In small residential quarters, which cannot receive water from regional works, people will use water from salt and brackish-water treatment stations.
He said the Mekong Delta should prioritize the use of surface water from the Tien and Hau Rivers for daily life and production needs.
He added that it would be better to reduce medium- and large-scale underground water exploitation in areas where there is favorable surface water or inter-provincial supply works.
|International organizations and the government of Vietnam are all considering solutions to supply safe water to the Mekong River Delta, one of three deltas in the world most vulnerable to climate change.
Underground water should be maintained for use to provide to small residential quarters until the areas can access more favorable water sources.
He also urged the use of rainwater in a reasonable way that fits the local land fund by building rainwater reservoirs to provide water sources for water plants.
Regarding inter-provincial water supply plant programming, Tien suggested building inter-provincial plants by 2020, including Song Tien 2 with capacity of 100,000 cubic meters per day, Song Hau 1 with 200,000 cubic meters, Song Hau 2 with 100,000 cubic meters, and Song Hau 3 with 50,000 cubic meters. More plants would be built by 2025 and 2030.

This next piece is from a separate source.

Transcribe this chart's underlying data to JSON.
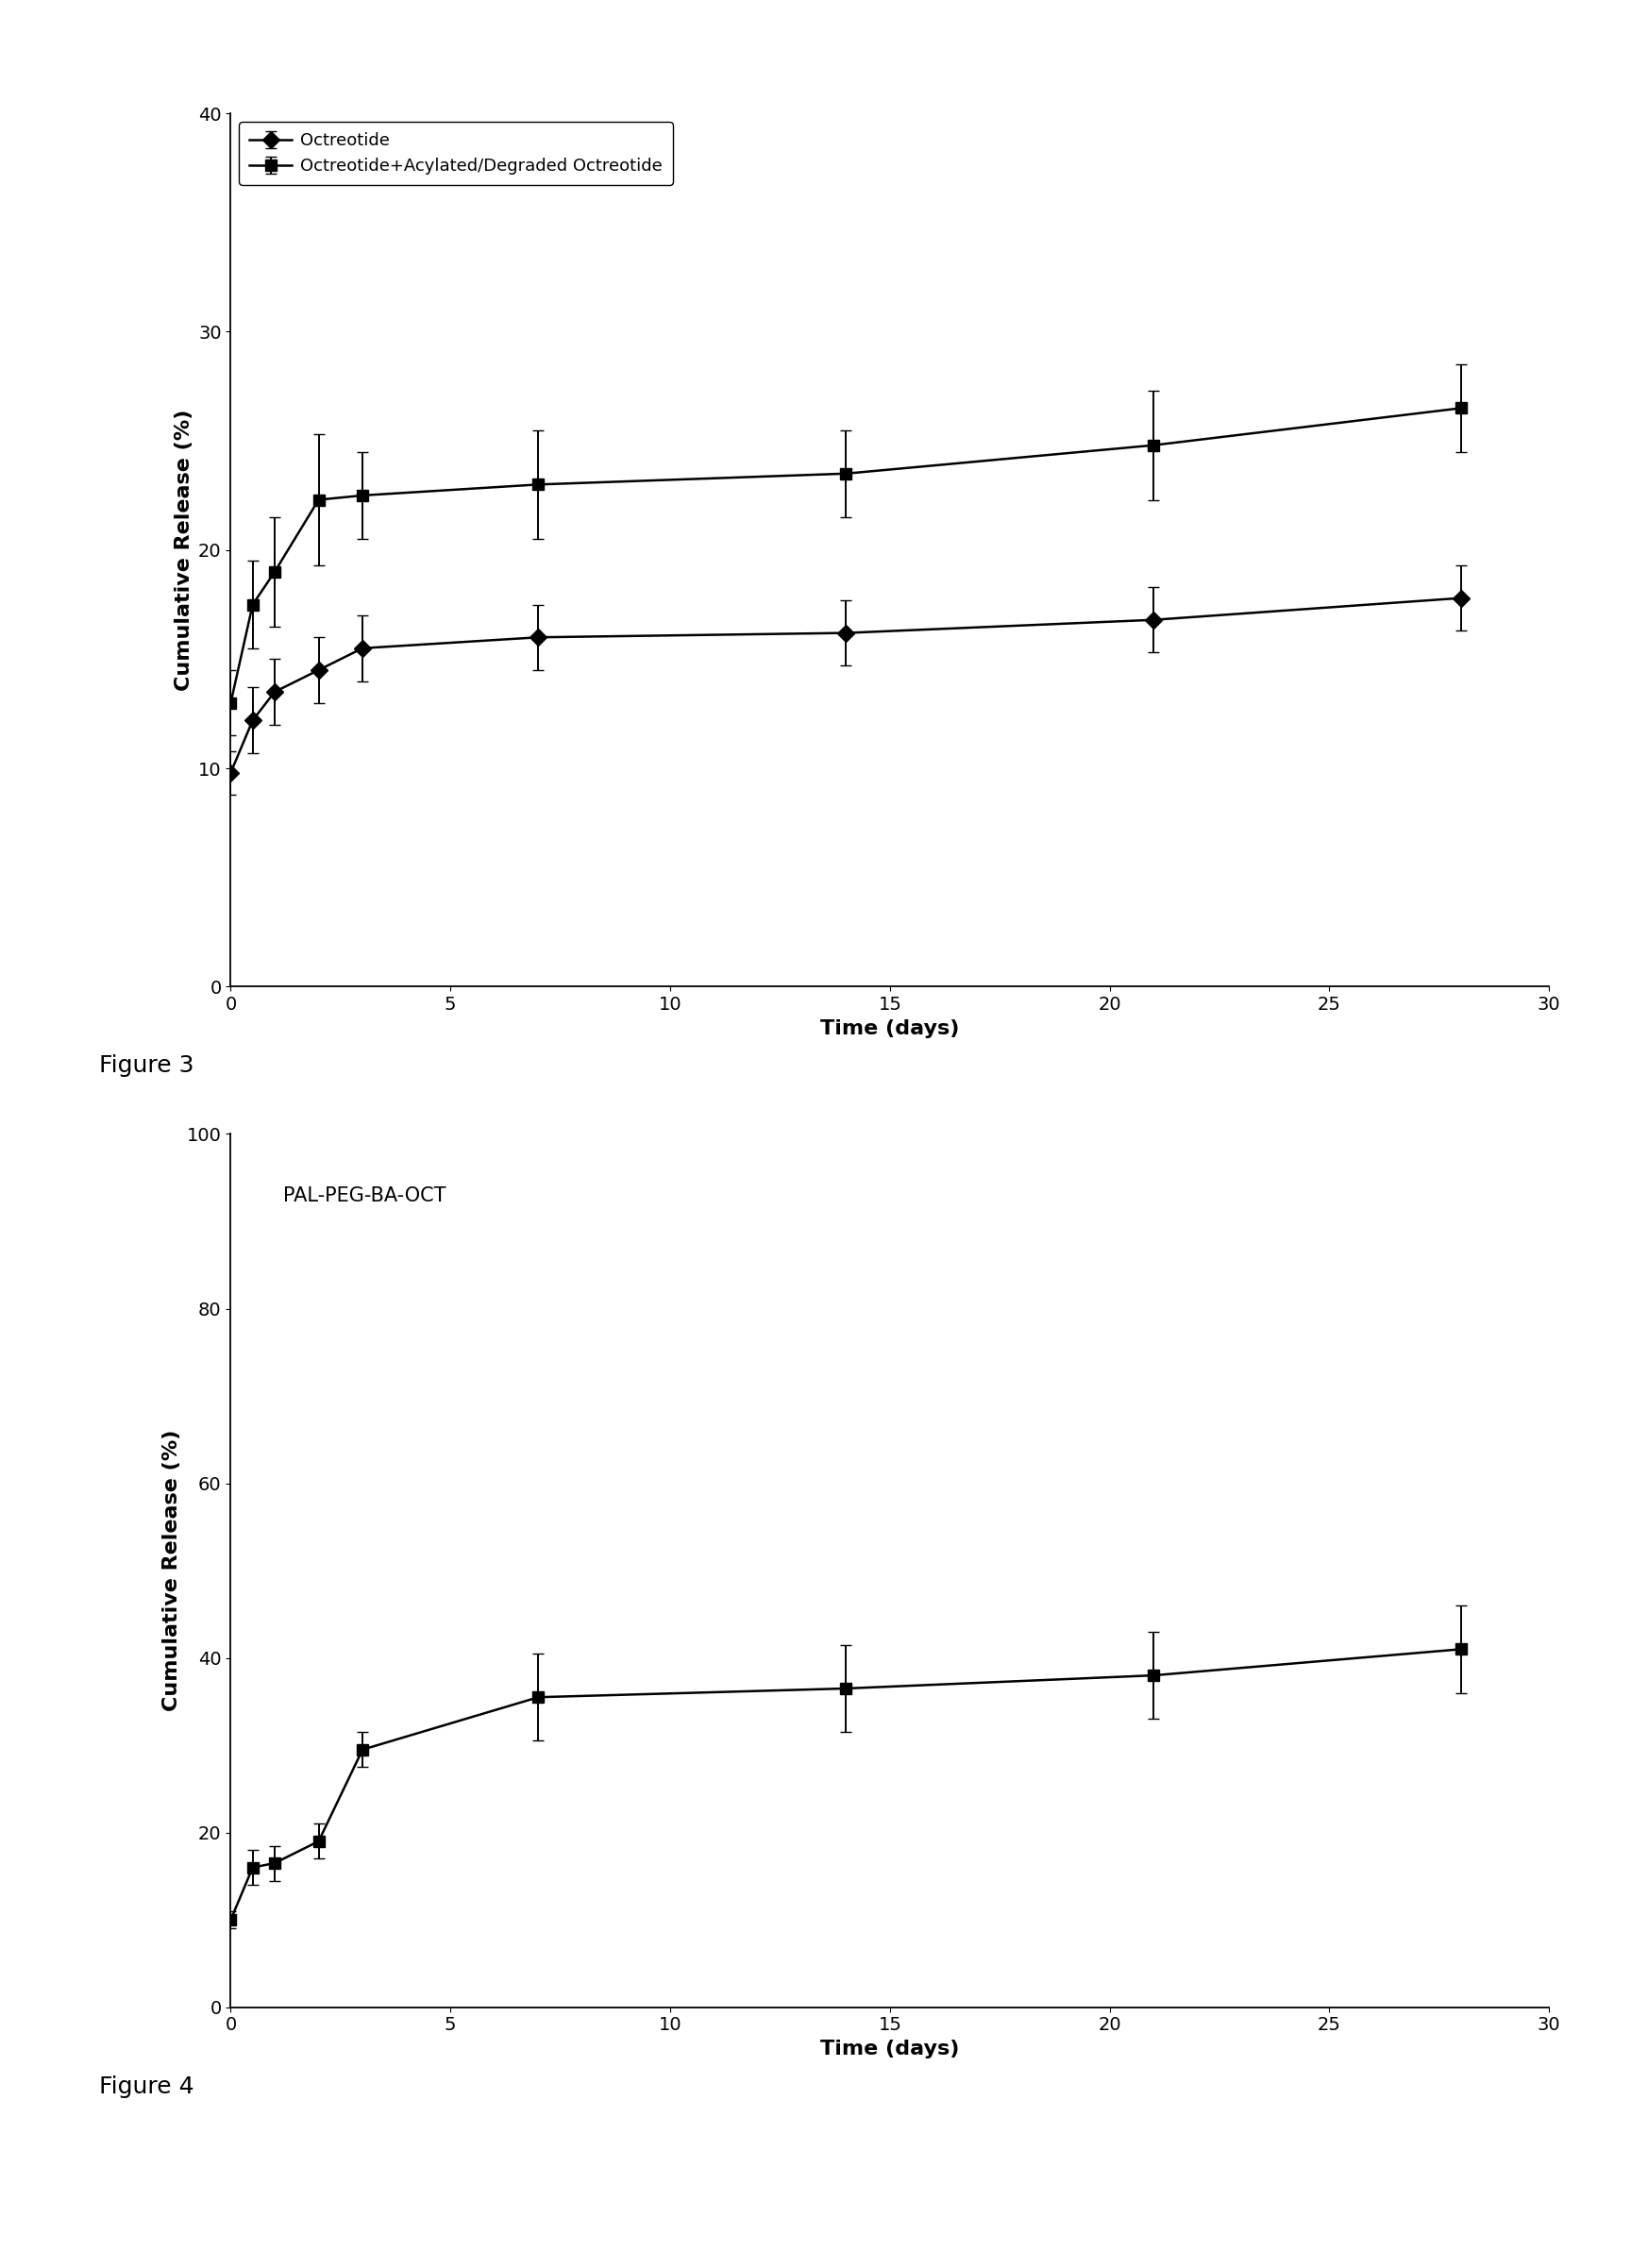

Ousmane Dione from the World Bank pays his special attention to the supply of safe water to Mekong Delta, emphasizing that the water security project for Mekong Delta is a very important project for Vietnam.

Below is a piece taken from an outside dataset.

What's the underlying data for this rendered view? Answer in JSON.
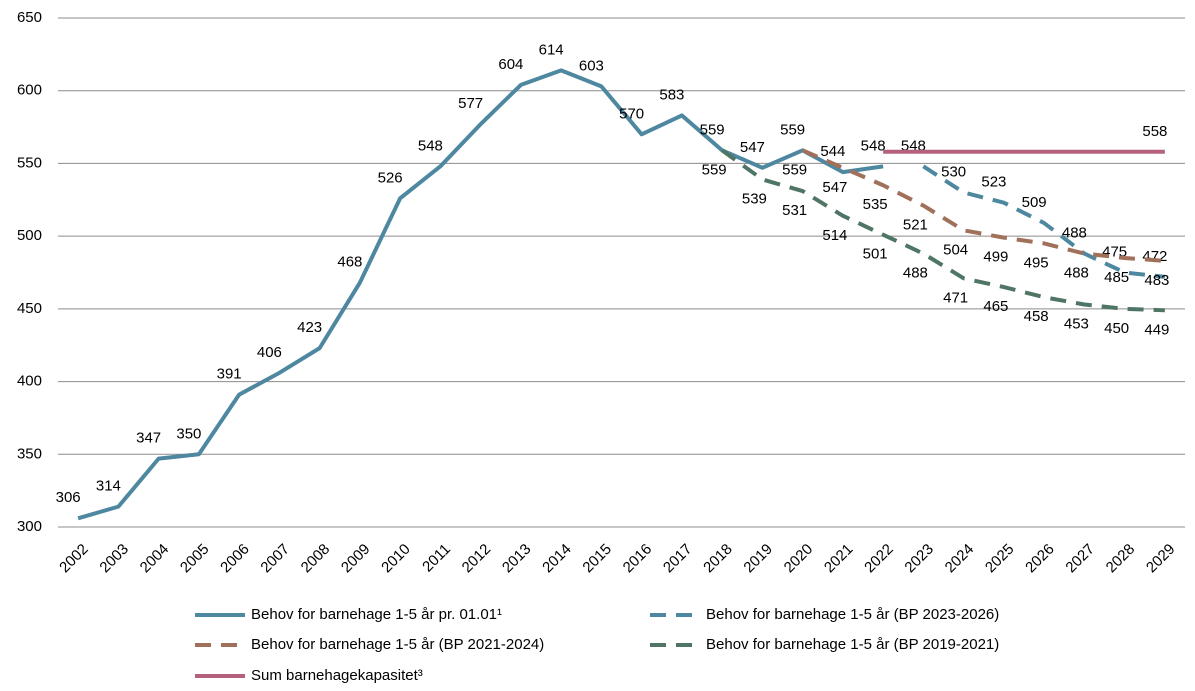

He said $400 million would be not enough for the implementation of the project, therefore, it is necessary for Vietnam to look for other sources of loans
At a conference of potential partners for a project on providing safe water for the Delta held by the Ministry of Construction in Hanoi in June 2016, representatives from JICA (Japan International Cooperation Agency) also expressed concern about the financial capability of the project if the government has insufficient funds.
The organization cited the Investment Law’s provisions on preferential loans which says that water supply companies must pay back loans to the state.
Meanwhile, exchange rate fluctuations may affect the loans, thus putting a heavy burden on water supply companies.
In 2016, Mekong Delta sustained the most serious drought and saline intrusion in the last 100 years, which caused damage to 160,000 hectares of rice and made 250,000 households lack water.